白百合の奥にて

 湿った風が吹き、周囲の木の葉がざぁざぁと音を立てる。いつもなら安心感を覚えるはずの木々のざわめきが、しかし今は自分を追い立てる何者かの息遣いのように感じられた。
 俺は周囲に注意深く視線を走らせながら、額から垂れ落ちる汗を拭う。
 目に映る木々の配置も、その種類も、見たことないものばかりが自分の周りを取り囲んでいた。
 新しい狩場を見つけるために、普段よりも少しだけ森の奥へと踏み入っただけのはずだった。ほんのついさっきまで見慣れた森の景色が続いているのをこの目でちゃんととらえていた。帰り道も分かっていた。
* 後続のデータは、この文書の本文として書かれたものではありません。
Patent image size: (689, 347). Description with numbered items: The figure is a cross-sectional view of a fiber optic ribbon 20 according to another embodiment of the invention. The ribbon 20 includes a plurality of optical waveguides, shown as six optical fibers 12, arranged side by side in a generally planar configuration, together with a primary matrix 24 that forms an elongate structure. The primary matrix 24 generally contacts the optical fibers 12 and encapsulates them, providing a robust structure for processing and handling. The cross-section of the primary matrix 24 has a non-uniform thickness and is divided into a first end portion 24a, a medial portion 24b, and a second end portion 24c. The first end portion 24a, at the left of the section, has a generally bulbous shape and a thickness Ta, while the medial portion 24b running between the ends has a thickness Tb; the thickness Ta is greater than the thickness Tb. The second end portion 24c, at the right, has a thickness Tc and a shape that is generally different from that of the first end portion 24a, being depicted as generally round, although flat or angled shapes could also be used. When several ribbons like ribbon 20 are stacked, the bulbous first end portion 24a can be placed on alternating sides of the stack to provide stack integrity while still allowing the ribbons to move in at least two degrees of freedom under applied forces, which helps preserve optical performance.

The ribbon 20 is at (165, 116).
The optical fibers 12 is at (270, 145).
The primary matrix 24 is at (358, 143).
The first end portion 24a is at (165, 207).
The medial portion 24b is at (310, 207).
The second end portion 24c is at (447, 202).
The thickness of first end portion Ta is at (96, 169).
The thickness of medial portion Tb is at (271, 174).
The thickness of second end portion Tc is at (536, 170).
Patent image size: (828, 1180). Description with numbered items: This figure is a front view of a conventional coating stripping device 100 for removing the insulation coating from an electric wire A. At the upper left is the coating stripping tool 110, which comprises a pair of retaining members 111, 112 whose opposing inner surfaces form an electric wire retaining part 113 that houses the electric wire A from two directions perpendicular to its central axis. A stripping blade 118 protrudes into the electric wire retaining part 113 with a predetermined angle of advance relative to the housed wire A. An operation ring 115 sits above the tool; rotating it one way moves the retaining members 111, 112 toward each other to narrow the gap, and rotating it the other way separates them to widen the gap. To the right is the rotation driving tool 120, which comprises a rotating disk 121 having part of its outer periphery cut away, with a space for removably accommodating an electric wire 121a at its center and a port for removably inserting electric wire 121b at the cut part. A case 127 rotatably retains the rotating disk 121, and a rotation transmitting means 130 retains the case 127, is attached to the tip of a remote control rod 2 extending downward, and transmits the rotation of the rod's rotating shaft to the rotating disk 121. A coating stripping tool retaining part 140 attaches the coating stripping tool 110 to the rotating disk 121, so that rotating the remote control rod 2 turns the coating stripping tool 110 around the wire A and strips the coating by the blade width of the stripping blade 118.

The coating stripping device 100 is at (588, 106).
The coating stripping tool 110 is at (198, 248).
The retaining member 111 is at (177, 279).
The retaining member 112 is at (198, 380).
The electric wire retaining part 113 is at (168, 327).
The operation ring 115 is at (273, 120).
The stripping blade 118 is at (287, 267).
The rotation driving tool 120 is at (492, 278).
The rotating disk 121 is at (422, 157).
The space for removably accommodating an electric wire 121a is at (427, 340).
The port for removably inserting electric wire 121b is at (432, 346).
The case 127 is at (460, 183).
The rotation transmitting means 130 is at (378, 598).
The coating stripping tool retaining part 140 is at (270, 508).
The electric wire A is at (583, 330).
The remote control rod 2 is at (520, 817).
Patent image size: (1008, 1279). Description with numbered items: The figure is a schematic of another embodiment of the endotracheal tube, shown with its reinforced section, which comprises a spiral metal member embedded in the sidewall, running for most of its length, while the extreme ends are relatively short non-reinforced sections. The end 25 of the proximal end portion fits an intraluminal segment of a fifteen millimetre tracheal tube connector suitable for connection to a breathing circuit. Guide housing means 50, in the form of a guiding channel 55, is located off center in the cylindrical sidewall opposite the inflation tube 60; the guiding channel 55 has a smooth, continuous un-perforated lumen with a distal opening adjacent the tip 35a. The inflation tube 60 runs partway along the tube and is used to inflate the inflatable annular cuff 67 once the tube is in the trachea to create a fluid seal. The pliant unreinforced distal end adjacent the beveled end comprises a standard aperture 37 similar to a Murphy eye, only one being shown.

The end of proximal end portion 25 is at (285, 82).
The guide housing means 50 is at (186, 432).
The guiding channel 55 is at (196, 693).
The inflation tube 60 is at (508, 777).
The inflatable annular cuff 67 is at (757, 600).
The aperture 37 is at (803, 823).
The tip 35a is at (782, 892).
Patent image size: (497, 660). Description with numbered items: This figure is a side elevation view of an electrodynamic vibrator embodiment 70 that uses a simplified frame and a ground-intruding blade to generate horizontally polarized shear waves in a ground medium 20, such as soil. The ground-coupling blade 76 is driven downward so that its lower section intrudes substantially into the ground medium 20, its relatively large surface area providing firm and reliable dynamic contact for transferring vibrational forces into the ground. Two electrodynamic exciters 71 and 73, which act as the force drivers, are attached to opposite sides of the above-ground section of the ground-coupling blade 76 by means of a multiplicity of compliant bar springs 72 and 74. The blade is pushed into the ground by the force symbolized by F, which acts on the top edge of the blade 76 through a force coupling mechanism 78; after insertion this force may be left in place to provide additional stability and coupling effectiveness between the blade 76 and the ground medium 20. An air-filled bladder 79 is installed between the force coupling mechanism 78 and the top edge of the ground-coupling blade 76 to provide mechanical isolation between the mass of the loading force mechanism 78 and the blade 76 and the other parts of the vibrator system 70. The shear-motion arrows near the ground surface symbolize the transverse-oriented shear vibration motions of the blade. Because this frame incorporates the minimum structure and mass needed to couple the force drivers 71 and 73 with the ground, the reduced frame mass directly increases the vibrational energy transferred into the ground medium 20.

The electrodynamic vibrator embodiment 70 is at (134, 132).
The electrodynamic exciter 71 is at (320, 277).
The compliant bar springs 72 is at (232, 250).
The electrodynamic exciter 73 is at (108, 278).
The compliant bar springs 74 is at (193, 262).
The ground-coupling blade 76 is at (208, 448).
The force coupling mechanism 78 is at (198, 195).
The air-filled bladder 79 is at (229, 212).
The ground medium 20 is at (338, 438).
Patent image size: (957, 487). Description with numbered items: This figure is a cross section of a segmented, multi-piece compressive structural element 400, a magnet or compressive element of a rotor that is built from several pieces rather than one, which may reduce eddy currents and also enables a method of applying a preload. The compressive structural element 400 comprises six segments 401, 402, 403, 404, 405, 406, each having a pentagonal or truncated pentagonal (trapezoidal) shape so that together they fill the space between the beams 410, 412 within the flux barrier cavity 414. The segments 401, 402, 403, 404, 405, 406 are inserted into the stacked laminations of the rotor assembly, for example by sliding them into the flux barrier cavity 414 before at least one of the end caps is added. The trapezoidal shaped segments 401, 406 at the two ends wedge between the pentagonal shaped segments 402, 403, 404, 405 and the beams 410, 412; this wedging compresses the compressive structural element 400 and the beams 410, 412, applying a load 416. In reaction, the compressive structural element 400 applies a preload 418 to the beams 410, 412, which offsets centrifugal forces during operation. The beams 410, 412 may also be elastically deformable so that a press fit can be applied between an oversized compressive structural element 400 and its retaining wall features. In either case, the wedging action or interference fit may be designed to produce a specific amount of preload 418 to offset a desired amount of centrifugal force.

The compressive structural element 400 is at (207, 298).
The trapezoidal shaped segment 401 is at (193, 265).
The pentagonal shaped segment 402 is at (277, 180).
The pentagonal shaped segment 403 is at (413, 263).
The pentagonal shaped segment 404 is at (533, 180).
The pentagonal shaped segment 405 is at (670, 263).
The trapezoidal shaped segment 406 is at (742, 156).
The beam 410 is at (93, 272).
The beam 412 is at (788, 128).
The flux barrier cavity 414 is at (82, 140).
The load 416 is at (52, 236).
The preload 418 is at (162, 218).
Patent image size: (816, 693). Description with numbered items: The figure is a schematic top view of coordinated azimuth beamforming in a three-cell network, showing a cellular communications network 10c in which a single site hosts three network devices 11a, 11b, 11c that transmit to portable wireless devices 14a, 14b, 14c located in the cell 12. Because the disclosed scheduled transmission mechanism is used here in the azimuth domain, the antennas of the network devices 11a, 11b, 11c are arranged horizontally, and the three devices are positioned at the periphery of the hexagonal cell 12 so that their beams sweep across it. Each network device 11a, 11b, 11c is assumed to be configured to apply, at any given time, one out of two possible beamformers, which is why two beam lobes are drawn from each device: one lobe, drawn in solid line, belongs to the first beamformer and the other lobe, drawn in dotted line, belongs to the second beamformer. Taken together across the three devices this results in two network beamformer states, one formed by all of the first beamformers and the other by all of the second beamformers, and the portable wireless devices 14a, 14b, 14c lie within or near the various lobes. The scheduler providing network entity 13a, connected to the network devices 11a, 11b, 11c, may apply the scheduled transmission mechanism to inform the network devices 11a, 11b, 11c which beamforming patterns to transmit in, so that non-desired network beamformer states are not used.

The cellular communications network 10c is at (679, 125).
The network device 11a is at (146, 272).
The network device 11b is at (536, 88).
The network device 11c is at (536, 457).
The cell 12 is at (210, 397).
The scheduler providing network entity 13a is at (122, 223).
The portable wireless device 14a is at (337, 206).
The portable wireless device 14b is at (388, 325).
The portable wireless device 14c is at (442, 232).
注意はちゃんと払っていたはずだった。
 それなのに、一体何が起こったというのか。俺は今、自分がどこを歩いているのか全く見当がついていなかった。
 変わった事があったとすれば、嗅いだ事の無い、花のような香りがしたという事くらいだが、しかしそんな事で全てが見覚えの無い場所に変わってしまうなどと言う事はありえないだろう。
 ぼんやりとしている間に奥深くまで踏み入っていたか、自然に出来た魔力の吹き溜まりのようなもので転移してしまったか、それとも記憶が欠落したか……。しかし理由が分かったところで、帰り道を思い出せる保証も無い。
 途方に暮れて天を仰げば、既に日は傾き、空は紅く染まり始めていた。
 腹の虫が空腹を訴える。飢えもそうだが、いつもとは雰囲気も匂いも違う森の奥で、独りで夜を迎えるというのは、ぞっとしない考えだった。
 俺はため息を吐いて、近くの巨木の根元に腰を下ろす。渇きを癒すべく皮の水筒を一口煽ると、ちょうどそれが最後の一口だった。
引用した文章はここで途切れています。